How do small companies allocate equity?

Legal analysis: if it is a company, the shares must be in proportion to the capital contribution. Both of them contribute the same amount, each accounting for 50%. In addition, the dividend ratio can be agreed. According to the law, the proportion of capital contribution should generally be considered, but other factors can also be considered with the unanimous consent of all shareholders. In addition, the dividend ratio can be agreed, that is, capital contribution belongs to capital contribution and labor service belongs to labor service. Because there are profits and losses in doing business, dividends are related to stocks, and stocks are related to profits and losses. Those who share more profits and dividends will get more shares, but if they lose money, they will not get dividends. Those who participate in management and operation are paid the same as the employees and directly included in the expenses.

Legal basis: Article 71 of the Company Law of People's Republic of China (PRC).
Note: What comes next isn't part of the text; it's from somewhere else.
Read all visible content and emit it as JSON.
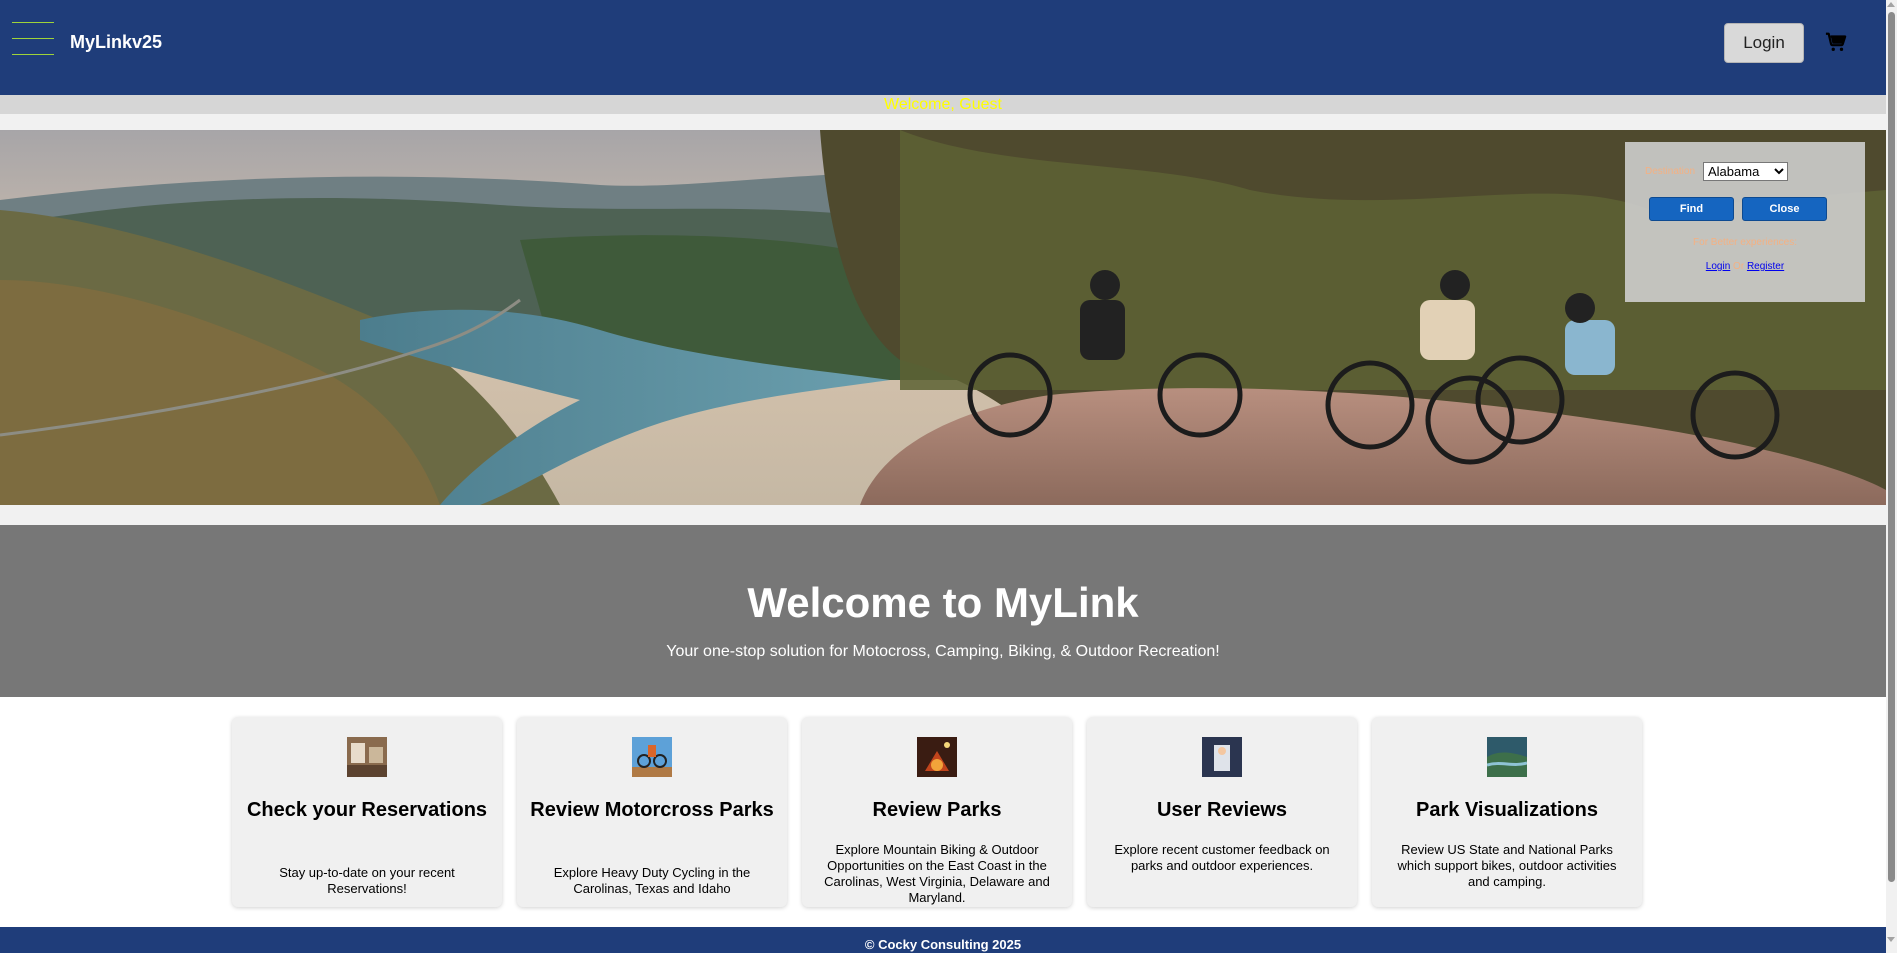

Shareholders of a limited liability company may transfer all or part of their shares to each other. Shareholders' transfer of equity to persons other than shareholders shall be approved by more than half of other shareholders. Shareholders shall notify other shareholders in writing to agree to the transfer of their shares. If other shareholders fail to reply within 30 days from the date of receiving the written notice, they shall be deemed to have agreed to the transfer. If more than half of the other shareholders do not agree to the transfer, the shareholders who do not agree shall purchase the transferred equity; Do not buy, as agreed to transfer. Under the same conditions, other shareholders have the priority to purchase the equity transferred with the consent of shareholders. If two or more shareholders claim to exercise the preemptive right, their respective purchase proportions shall be determined through consultation; If negotiation fails, the preemptive right shall be exercised in accordance with their respective investment proportions at the time of transfer. Where there are other provisions on equity transfer in the articles of association, such provisions shall prevail.